ウォッチャーは沈黙を保ったままだ。こちらに注目を集めている隙に、カルデアにこれ以上の攻撃をかけてくる様子もない。職員も無事。保管されている聖杯も無事。治療中の重傷者も無事。食料庫等も無事。
正体はなんだ? マジで天使か? それとも悪魔か? ……油断させておいて一気に、という可能性も充分ある。警戒を怠るわけにはいかない。何もかも後手。何もかも、奴の掌の上。否、認めない。私はレオナルド・ダ・ヴィンチだ。
「よっ、と!」
突然の声に、思わず上を見る。あの嗄れ声ではない。白い立方体から、何者かが出現した。声からして若い男、少年だ。彼は立方体から飛び降り、床に着地。ウォッチャーか、そのアバターか。一同が警戒する。

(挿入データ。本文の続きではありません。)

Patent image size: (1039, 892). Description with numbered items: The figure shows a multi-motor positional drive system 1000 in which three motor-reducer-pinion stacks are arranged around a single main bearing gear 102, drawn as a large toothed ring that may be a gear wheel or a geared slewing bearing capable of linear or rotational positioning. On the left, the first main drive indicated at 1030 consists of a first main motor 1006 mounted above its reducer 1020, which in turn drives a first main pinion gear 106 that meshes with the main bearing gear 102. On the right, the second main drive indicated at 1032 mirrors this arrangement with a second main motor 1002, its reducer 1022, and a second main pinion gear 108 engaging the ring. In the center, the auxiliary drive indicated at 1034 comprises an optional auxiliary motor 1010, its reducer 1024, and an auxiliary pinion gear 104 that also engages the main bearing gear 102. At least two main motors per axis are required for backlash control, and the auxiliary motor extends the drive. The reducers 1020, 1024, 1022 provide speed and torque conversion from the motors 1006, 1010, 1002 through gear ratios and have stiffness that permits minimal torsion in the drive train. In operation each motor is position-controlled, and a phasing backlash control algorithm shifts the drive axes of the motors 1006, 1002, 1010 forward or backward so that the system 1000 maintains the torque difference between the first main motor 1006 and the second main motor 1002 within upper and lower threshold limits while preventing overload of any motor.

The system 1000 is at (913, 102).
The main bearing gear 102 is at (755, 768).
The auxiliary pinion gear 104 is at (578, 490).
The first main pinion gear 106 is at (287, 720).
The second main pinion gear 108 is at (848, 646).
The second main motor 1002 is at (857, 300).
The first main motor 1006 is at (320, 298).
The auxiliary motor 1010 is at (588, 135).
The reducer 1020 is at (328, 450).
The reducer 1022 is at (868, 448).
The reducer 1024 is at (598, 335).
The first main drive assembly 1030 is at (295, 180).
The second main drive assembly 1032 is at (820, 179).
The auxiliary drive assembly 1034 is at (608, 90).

少年が立ち上がり、顔を挙げた。イタリア・ルネサンス風の小粋な服装だ。
ダ・ヴィンチは目を見張り、小さく息を呑んだ。その顔に、その姿に、酷く見覚えがあった。忘れようはずもない。優雅で美しい顔、小憎らしい嘲笑を浮かべた顔。幾度も触れた柔らかな巻き毛。人間の姿をした天使。盗人、嘘つき、強情、大食漢の小悪魔。
「サライ……!」
アンドレア・サライ。本名はジャン・ジャコモ・カプロッティ。レオナルド・ダ・ヴィンチの弟子、寵童、遺産相続者。

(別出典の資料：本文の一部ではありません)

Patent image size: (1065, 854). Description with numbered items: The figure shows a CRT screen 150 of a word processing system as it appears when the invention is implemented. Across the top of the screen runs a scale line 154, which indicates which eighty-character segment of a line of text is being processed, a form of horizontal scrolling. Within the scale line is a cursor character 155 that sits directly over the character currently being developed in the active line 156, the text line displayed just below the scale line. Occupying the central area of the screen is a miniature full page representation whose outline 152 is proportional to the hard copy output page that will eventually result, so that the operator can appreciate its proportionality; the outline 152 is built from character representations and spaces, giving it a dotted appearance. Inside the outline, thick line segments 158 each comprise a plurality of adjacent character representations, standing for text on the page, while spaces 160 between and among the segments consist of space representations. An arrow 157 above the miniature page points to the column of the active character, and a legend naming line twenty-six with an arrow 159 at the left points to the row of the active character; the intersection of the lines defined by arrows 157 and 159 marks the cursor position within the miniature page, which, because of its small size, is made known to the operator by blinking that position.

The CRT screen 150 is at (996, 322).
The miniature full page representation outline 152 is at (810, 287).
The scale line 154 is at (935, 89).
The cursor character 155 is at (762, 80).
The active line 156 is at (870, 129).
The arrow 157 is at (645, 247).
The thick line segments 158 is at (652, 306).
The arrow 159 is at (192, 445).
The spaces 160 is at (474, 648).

「そォうさ、お久しぶり、オカマ野郎! オレ様にピッタリだからな、このアバターはよ! 当然こいつをぶっ殺しても、オレ本体には何の影響もねえぜ!」
私のサライが、下品で兇悪な嗤い顔になる。やめろ。歯の根が震え、舌の根が乾き、声が出て来ない。涙が滲んできた。
「これで喋りやすいし、お前さんに嫌がらせをするには、実にピッタリ! 皆の前で尻でも掘り合うかい、あァ?」
サライは猥褻な仕草をし、腰をカクカクと振る。やめろ。やめろ。